By all accounts, deep neural networks like VGG have way too many parameters and should overfit. But they don’t. Instead, such networks generalize astoundingly well to new data — and until recently, no one knew why. It wasn’t for lack of trying. For example, Naftali Tishby, a computer scientist and neuroscientist at the Hebrew University of Jerusalem who died in August, argued that deep neural networks first fit the training data and then discard irrelevant information (by going through an information bottleneck), which helps them generalize. But others have argued that this doesn’t happen in all types of deep neural networks, and the idea remains controversial.
Now, the mathematical equivalence of kernel machines and idealized neural networks is providing clues to why or how these over-parameterized networks arrive at (or converge to) their solutions. Kernel machines are algorithms that find patterns in data by projecting the data into extremely high dimensions. By studying the mathematically tractable kernel equivalents of idealized neural networks, researchers are learning why deep nets, despite their shocking complexity, converge during training to solutions that generalize well to unseen data.

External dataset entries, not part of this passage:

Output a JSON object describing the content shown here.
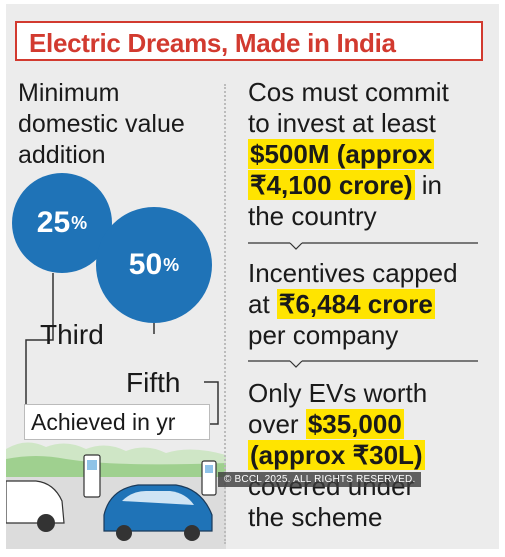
{
  "title": "Electric Dreams, Made in India",
  "left": {
    "heading_lines": [
      "Minimum",
      "domestic value",
      "addition"
    ],
    "circles": [
      {
        "value": "25",
        "unit": "%",
        "label": "Third"
      },
      {
        "value": "50",
        "unit": "%",
        "label": "Fifth"
      }
    ],
    "achieved_label": "Achieved in yr"
  },
  "right": {
    "block1": {
      "line1": "Cos must commit",
      "line2": "to invest at least",
      "hl1": "$500M (approx",
      "hl2": "₹4,100 crore)",
      "after_hl2": " in",
      "line_last": "the country"
    },
    "block2": {
      "line1": "Incentives capped",
      "pre": "at ",
      "hl": "₹6,484 crore",
      "line_last": "per company"
    },
    "block3": {
      "line1": "Only EVs worth",
      "pre": "over ",
      "hl1": "$35,000",
      "hl2": "(approx ₹30L)",
      "line4": "covered under",
      "line5": "the scheme"
    }
  },
  "copyright": "© BCCL 2025. ALL RIGHTS RESERVED.",
  "colors": {
    "accent": "#d23a2f",
    "circle": "#1f73b7",
    "highlight": "#ffe400",
    "background": "#ececec"
  }
}
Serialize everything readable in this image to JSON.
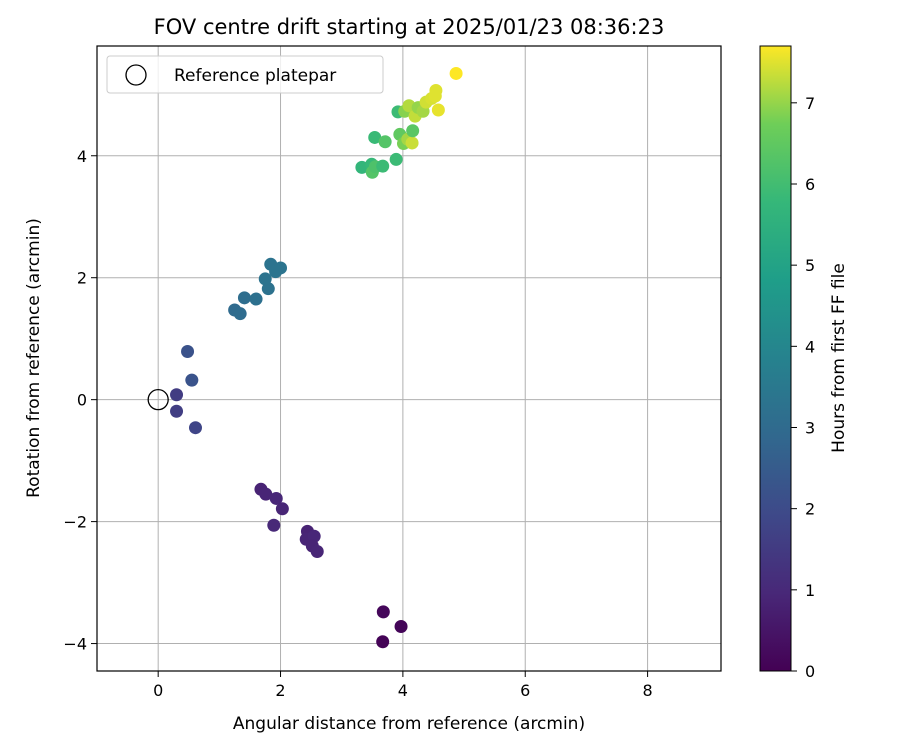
{
  "chart_data": {
    "type": "scatter",
    "title": "FOV centre drift starting at 2025/01/23 08:36:23",
    "xlabel": "Angular distance from reference (arcmin)",
    "ylabel": "Rotation from reference (arcmin)",
    "xlim": [
      -1.0,
      9.2
    ],
    "ylim": [
      -4.45,
      5.8
    ],
    "x_ticks": [
      0,
      2,
      4,
      6,
      8
    ],
    "y_ticks": [
      -4,
      -2,
      0,
      2,
      4
    ],
    "x_tick_labels": [
      "0",
      "2",
      "4",
      "6",
      "8"
    ],
    "y_tick_labels": [
      "−4",
      "−2",
      "0",
      "2",
      "4"
    ],
    "grid": true,
    "legend": {
      "position": "top-left",
      "entries": [
        "Reference platepar"
      ]
    },
    "reference_point": {
      "x": 0,
      "y": 0
    },
    "colorbar": {
      "label": "Hours from first FF file",
      "colormap": "viridis",
      "range": [
        0,
        7.7
      ],
      "ticks": [
        0,
        1,
        2,
        3,
        4,
        5,
        6,
        7
      ],
      "tick_labels": [
        "0",
        "1",
        "2",
        "3",
        "4",
        "5",
        "6",
        "7"
      ]
    },
    "points": [
      {
        "x": 3.67,
        "y": -3.97,
        "t": 0.05
      },
      {
        "x": 3.68,
        "y": -3.48,
        "t": 0.15
      },
      {
        "x": 3.97,
        "y": -3.72,
        "t": 0.1
      },
      {
        "x": 1.68,
        "y": -1.47,
        "t": 0.85
      },
      {
        "x": 1.76,
        "y": -1.55,
        "t": 0.9
      },
      {
        "x": 1.93,
        "y": -1.62,
        "t": 0.95
      },
      {
        "x": 2.03,
        "y": -1.79,
        "t": 0.92
      },
      {
        "x": 1.89,
        "y": -2.06,
        "t": 0.98
      },
      {
        "x": 2.44,
        "y": -2.16,
        "t": 0.85
      },
      {
        "x": 2.42,
        "y": -2.29,
        "t": 0.9
      },
      {
        "x": 2.55,
        "y": -2.24,
        "t": 0.95
      },
      {
        "x": 2.52,
        "y": -2.4,
        "t": 0.88
      },
      {
        "x": 2.6,
        "y": -2.49,
        "t": 0.92
      },
      {
        "x": 0.3,
        "y": 0.08,
        "t": 1.55
      },
      {
        "x": 0.3,
        "y": -0.19,
        "t": 1.6
      },
      {
        "x": 0.61,
        "y": -0.46,
        "t": 1.8
      },
      {
        "x": 0.48,
        "y": 0.79,
        "t": 2.2
      },
      {
        "x": 0.55,
        "y": 0.32,
        "t": 2.25
      },
      {
        "x": 1.25,
        "y": 1.47,
        "t": 3.0
      },
      {
        "x": 1.34,
        "y": 1.41,
        "t": 3.05
      },
      {
        "x": 1.41,
        "y": 1.67,
        "t": 3.1
      },
      {
        "x": 1.6,
        "y": 1.65,
        "t": 3.2
      },
      {
        "x": 1.8,
        "y": 1.82,
        "t": 3.25
      },
      {
        "x": 1.75,
        "y": 1.98,
        "t": 3.3
      },
      {
        "x": 1.84,
        "y": 2.22,
        "t": 3.3
      },
      {
        "x": 1.92,
        "y": 2.1,
        "t": 3.35
      },
      {
        "x": 2.0,
        "y": 2.16,
        "t": 3.35
      },
      {
        "x": 3.33,
        "y": 3.81,
        "t": 5.7
      },
      {
        "x": 3.49,
        "y": 3.86,
        "t": 5.8
      },
      {
        "x": 3.5,
        "y": 3.73,
        "t": 6.3
      },
      {
        "x": 3.55,
        "y": 3.82,
        "t": 6.2
      },
      {
        "x": 3.67,
        "y": 3.83,
        "t": 5.9
      },
      {
        "x": 3.54,
        "y": 4.3,
        "t": 5.85
      },
      {
        "x": 3.71,
        "y": 4.23,
        "t": 6.3
      },
      {
        "x": 3.89,
        "y": 3.94,
        "t": 5.9
      },
      {
        "x": 3.95,
        "y": 4.35,
        "t": 6.5
      },
      {
        "x": 3.92,
        "y": 4.72,
        "t": 5.9
      },
      {
        "x": 4.01,
        "y": 4.2,
        "t": 6.8
      },
      {
        "x": 4.08,
        "y": 4.27,
        "t": 7.1
      },
      {
        "x": 4.15,
        "y": 4.21,
        "t": 7.35
      },
      {
        "x": 4.16,
        "y": 4.41,
        "t": 6.4
      },
      {
        "x": 4.03,
        "y": 4.73,
        "t": 6.9
      },
      {
        "x": 4.1,
        "y": 4.82,
        "t": 7.2
      },
      {
        "x": 4.2,
        "y": 4.65,
        "t": 7.3
      },
      {
        "x": 4.25,
        "y": 4.79,
        "t": 7.0
      },
      {
        "x": 4.33,
        "y": 4.73,
        "t": 7.1
      },
      {
        "x": 4.38,
        "y": 4.88,
        "t": 7.4
      },
      {
        "x": 4.47,
        "y": 4.94,
        "t": 7.45
      },
      {
        "x": 4.54,
        "y": 5.07,
        "t": 7.5
      },
      {
        "x": 4.53,
        "y": 4.98,
        "t": 7.5
      },
      {
        "x": 4.58,
        "y": 4.75,
        "t": 7.55
      },
      {
        "x": 4.87,
        "y": 5.35,
        "t": 7.7
      }
    ]
  }
}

“A neural network is a little bit like a Rube Goldberg machine. You don’t know which part of it is really important,” said Belkin. “I think reducing [them] to kernel methods — because kernel methods don’t have all this complexity — somehow allows us to isolate the engine of what’s going on.”
Kernel methods, or kernel machines, rely on an area of mathematics with a long history. It goes back to the 19th-century German mathematician Carl Friedrich Gauss, who came up with the eponymous Gaussian kernel, which maps a variable x to a function with the familiar shape of a bell curve. The modern usage of kernels took off in the early 20th century, when the English mathematician James Mercer used them for solving integral equations. By the 1960s, kernels were being used in machine learning to tackle data that was not amenable to simple techniques of classification.

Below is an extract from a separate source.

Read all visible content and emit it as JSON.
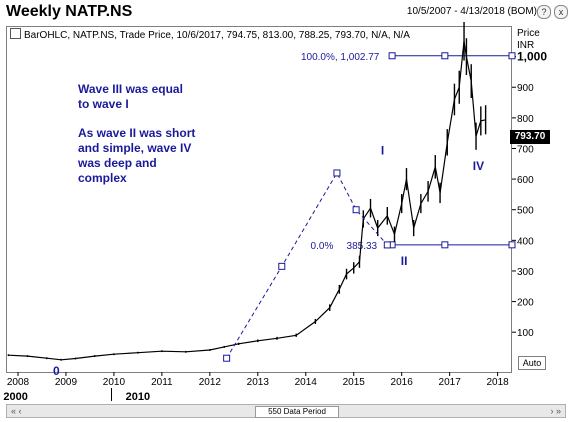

Understanding kernel methods requires starting with algorithms in machine learning called linear classifiers. Let’s say that cats and dogs can be classified using data in only two dimensions, meaning that you need two features (say the size of the snout, which we can plot on the x-axis, and the size of the ears, which goes on the y-axis) to tell the two types of animals apart. Plot this labeled data on the xy-plane, and cats should be in one cluster and dogs in another.

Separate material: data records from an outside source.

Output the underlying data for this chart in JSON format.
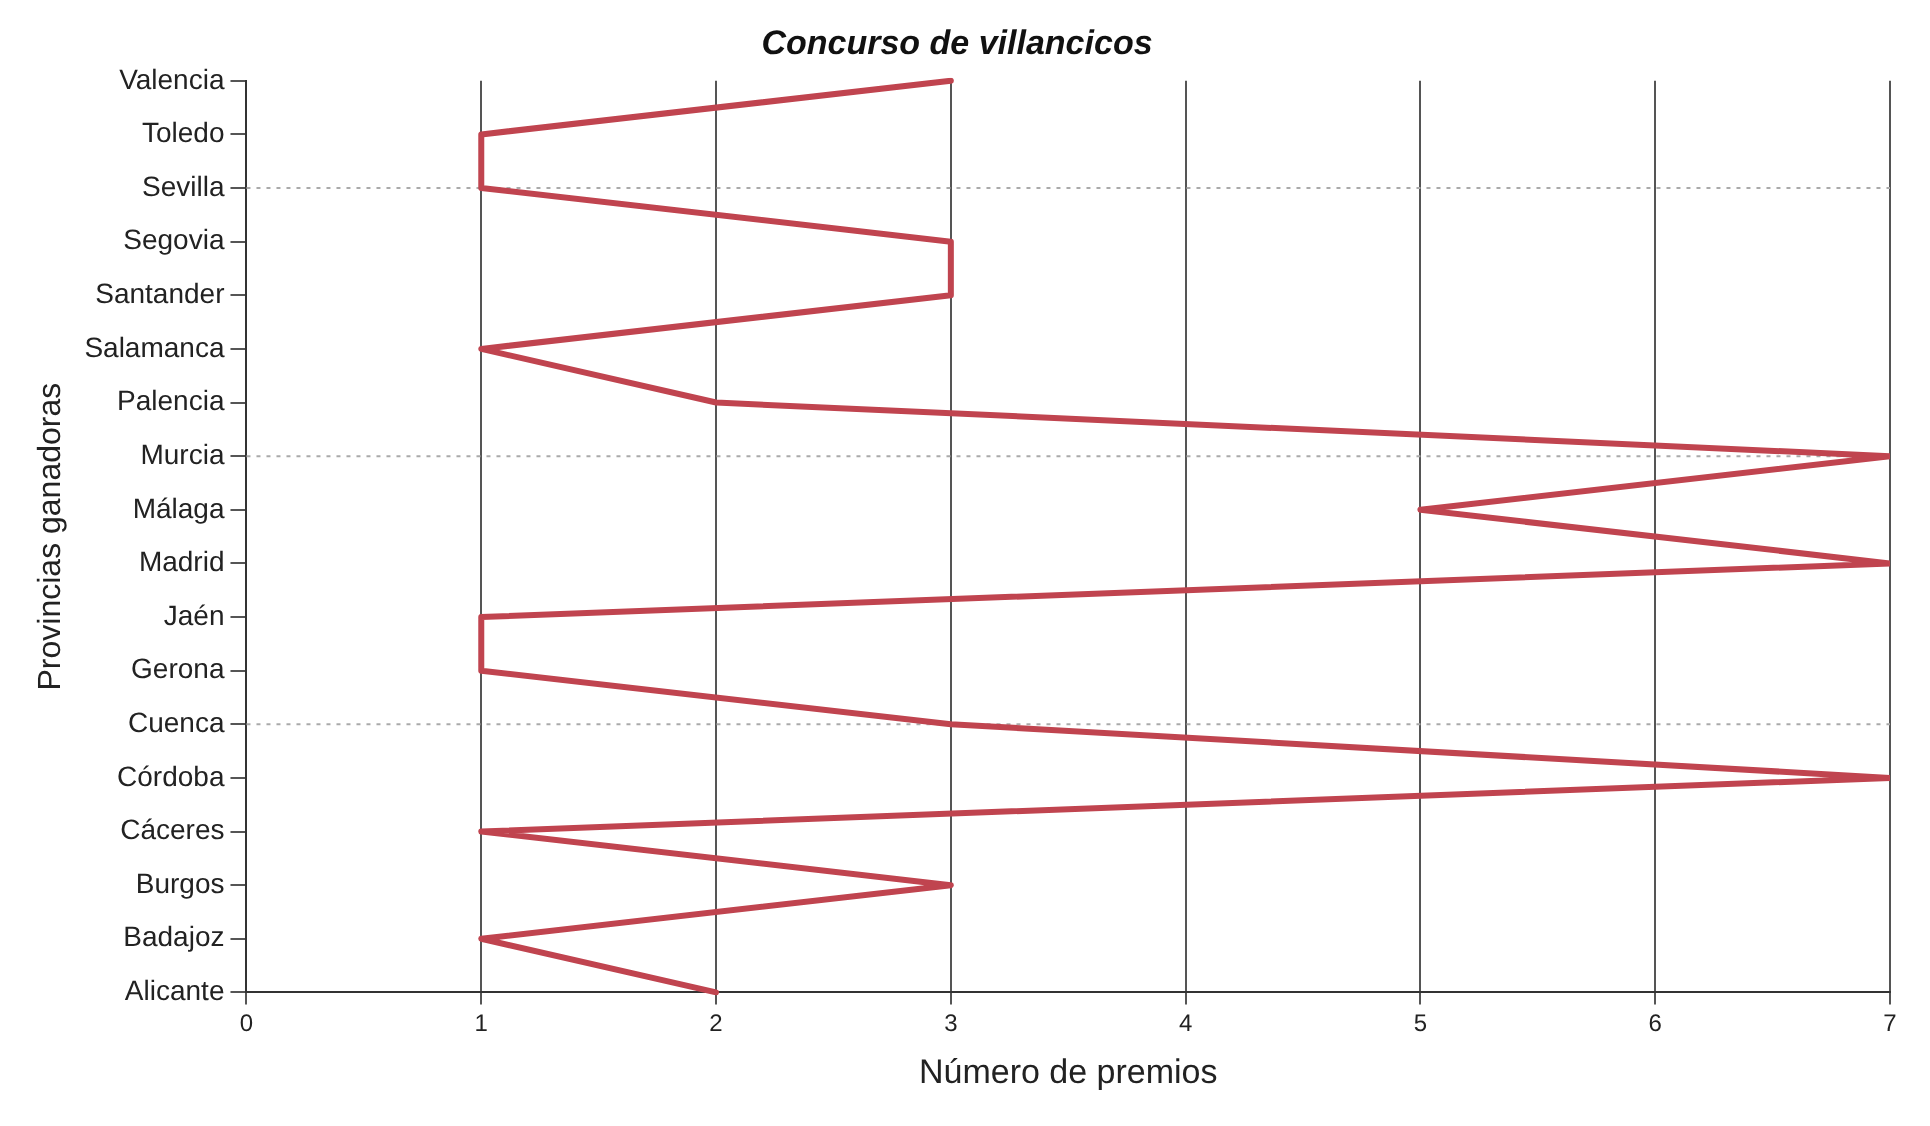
{
  "chart_data": {
    "type": "line",
    "orientation": "horizontal",
    "title": "Concurso de villancicos",
    "xlabel": "Número de premios",
    "ylabel": "Provincias ganadoras",
    "categories": [
      "Valencia",
      "Toledo",
      "Sevilla",
      "Segovia",
      "Santander",
      "Salamanca",
      "Palencia",
      "Murcia",
      "Málaga",
      "Madrid",
      "Jaén",
      "Gerona",
      "Cuenca",
      "Córdoba",
      "Cáceres",
      "Burgos",
      "Badajoz",
      "Alicante"
    ],
    "series": [
      {
        "color": "#c0444f",
        "values": [
          3,
          1,
          1,
          3,
          3,
          1,
          2,
          7,
          5,
          7,
          1,
          1,
          3,
          7,
          1,
          3,
          1,
          2
        ]
      }
    ],
    "xlim": [
      0,
      7
    ],
    "xticks": [
      0,
      1,
      2,
      3,
      4,
      5,
      6,
      7
    ],
    "grid": "x",
    "legend": false,
    "marker": "none",
    "line_style": "solid",
    "ref_lines": [
      {
        "axis": "y",
        "value": "Sevilla",
        "color": "#aaaaaa",
        "line_style": "dotted"
      },
      {
        "axis": "y",
        "value": "Murcia",
        "color": "#aaaaaa",
        "line_style": "dotted"
      },
      {
        "axis": "y",
        "value": "Cuenca",
        "color": "#aaaaaa",
        "line_style": "dotted"
      }
    ]
  }
}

One can then train a linear classifier using the labeled data to find a straight line that separates the two clusters. This involves finding the coefficients of the equation representing the line. Now, given new unlabeled data, it’s easy to classify it as a dog or a cat by seeing which side of the line it falls on.
Dog and cat lovers, however, would be aghast at such oversimplification. Actual data about the snouts and ears of the many types of cats and dogs almost certainly can’t be divided by a linear separator. In such situations, when the data is linearly inseparable, it can be transformed or projected into a higher-dimensional space. (One simple way to do this would be to multiply the value of two features to create a third; maybe there is something about the correlation between the sizes of the snouts and ears that separates dogs from cats.)
More generally, looking at the data in higher-dimensional space makes it easier to find a linear separator, known as a hyperplane when the space has more than three dimensions. When this hyperplane is projected back to the lower dimensions, it’ll take the shape of a nonlinear function with curves and wiggles that separates the original lower-dimensional data into two clusters.
When we’re working with real data, though, it’s often computationally inefficient — and sometimes impossible — to find the coefficients of the hyperplane in high dimensions. But it isn’t for kernel machines.